Ingredients
Method
Preparation
- Pour 2 liters of whole milk into a large pot and place it on the stove over medium heat.
- Add ½ teaspoon of salt to the milk and stir gently.
- While the milk is heating, crack 3 eggs into a medium bowl. Add 3 tablespoons of plain yogurt or sour cream and an additional pinch of salt. Whisk the mixture until well combined and smooth.
Cooking
- Monitor the milk carefully. When it's almost boiling and small bubbles form around the edges, slowly pour in the egg and yogurt mixture while stirring gently with a wooden spoon.
- Bring the mixture to a gentle boil, stirring occasionally. Boil for 5 to 7 minutes until the milk begins to curdle and separate into curds and whey.
- Prepare your straining setup by placing a fine-mesh sieve or colander over a bowl and lining it with cheesecloth or a clean kitchen towel.
- When the whey has completely separated and appears yellowish-green, remove the pot from heat and carefully pour the mixture into the sieve.
- Let the curds drain for a few minutes, then gather the corners of the cheesecloth and gently squeeze out excess liquid.

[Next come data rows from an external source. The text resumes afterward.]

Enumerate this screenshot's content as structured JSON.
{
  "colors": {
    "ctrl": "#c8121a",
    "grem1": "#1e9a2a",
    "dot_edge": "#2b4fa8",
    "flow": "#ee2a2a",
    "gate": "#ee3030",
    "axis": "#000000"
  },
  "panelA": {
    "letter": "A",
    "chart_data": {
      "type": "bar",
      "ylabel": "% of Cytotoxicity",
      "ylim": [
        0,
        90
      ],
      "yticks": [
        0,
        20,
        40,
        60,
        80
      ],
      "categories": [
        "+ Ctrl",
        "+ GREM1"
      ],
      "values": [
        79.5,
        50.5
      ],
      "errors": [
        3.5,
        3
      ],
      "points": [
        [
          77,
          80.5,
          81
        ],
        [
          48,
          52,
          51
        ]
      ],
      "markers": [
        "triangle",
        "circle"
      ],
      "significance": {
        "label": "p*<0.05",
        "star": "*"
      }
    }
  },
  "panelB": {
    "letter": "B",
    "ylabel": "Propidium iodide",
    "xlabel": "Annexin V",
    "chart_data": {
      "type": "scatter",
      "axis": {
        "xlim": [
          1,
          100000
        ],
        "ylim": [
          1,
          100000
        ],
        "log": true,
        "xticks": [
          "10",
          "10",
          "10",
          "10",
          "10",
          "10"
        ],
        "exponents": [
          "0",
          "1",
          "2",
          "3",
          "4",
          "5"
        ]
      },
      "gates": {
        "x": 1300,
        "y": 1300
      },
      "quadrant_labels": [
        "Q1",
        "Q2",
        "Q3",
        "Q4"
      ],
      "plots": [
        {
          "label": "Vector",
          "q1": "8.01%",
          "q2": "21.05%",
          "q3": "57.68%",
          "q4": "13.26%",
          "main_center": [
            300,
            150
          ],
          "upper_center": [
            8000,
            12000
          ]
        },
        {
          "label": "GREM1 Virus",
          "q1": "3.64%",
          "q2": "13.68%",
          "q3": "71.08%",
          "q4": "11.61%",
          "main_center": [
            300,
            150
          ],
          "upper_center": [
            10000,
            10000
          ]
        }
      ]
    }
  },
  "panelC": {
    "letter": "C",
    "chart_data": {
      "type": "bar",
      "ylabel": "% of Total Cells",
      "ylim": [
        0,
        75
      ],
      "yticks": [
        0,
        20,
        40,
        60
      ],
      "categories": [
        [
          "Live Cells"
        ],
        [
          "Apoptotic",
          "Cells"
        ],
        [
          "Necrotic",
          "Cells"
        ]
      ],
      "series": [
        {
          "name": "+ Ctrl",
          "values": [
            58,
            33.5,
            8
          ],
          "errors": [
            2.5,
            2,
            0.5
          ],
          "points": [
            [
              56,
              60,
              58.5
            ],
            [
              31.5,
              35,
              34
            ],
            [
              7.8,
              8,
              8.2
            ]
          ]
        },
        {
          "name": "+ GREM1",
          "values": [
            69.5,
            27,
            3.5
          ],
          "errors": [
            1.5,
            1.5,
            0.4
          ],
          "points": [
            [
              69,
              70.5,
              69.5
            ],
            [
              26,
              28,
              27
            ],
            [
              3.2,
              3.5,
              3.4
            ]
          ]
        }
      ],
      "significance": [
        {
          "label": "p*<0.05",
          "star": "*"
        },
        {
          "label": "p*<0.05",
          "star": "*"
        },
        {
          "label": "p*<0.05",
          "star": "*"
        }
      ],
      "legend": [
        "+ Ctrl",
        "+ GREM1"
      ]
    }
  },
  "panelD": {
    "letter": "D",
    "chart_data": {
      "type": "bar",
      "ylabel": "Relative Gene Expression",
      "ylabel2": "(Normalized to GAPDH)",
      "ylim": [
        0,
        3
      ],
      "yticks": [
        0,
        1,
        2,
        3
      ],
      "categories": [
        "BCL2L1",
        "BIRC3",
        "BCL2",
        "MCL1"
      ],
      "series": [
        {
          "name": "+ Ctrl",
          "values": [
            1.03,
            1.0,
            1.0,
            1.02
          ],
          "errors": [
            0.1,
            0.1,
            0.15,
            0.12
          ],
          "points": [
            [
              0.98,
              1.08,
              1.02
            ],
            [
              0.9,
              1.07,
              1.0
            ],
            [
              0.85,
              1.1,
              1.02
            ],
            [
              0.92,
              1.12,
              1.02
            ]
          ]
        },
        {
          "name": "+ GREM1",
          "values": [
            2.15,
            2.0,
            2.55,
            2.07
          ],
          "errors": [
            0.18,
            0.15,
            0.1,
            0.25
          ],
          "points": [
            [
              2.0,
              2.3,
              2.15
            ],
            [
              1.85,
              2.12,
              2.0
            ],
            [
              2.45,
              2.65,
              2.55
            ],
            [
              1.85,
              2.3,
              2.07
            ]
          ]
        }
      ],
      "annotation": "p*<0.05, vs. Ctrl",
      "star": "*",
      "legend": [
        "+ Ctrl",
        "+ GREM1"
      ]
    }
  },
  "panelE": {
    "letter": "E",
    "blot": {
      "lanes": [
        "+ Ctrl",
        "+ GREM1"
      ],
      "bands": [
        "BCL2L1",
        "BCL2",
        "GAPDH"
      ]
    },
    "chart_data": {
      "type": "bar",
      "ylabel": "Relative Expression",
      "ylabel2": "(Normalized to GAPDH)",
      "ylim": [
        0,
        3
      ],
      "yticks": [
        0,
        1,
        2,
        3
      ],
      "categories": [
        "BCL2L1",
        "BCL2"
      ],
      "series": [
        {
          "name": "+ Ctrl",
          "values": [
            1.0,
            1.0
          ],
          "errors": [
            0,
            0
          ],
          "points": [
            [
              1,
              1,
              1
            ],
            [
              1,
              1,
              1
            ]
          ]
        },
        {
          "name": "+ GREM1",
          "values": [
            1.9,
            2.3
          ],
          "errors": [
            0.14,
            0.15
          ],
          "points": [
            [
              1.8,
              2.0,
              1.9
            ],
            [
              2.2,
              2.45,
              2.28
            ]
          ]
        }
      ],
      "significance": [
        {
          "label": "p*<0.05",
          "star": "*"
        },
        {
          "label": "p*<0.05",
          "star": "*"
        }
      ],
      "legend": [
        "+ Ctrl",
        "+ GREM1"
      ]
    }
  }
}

- Transfer the drained cheese curds to a container or mold, pressing gently to compact the cheese. Cover and refrigerate for 3 to 4 hours.
Serving
- After chilling, your homemade cheese is ready to slice and enjoy. Store in an airtight container in the refrigerator for up to 5 days.
Notes
You can save the drained whey for other recipes or discard it. This cheese is free from artificial preservatives, making it ideal for those with dietary sensitivities.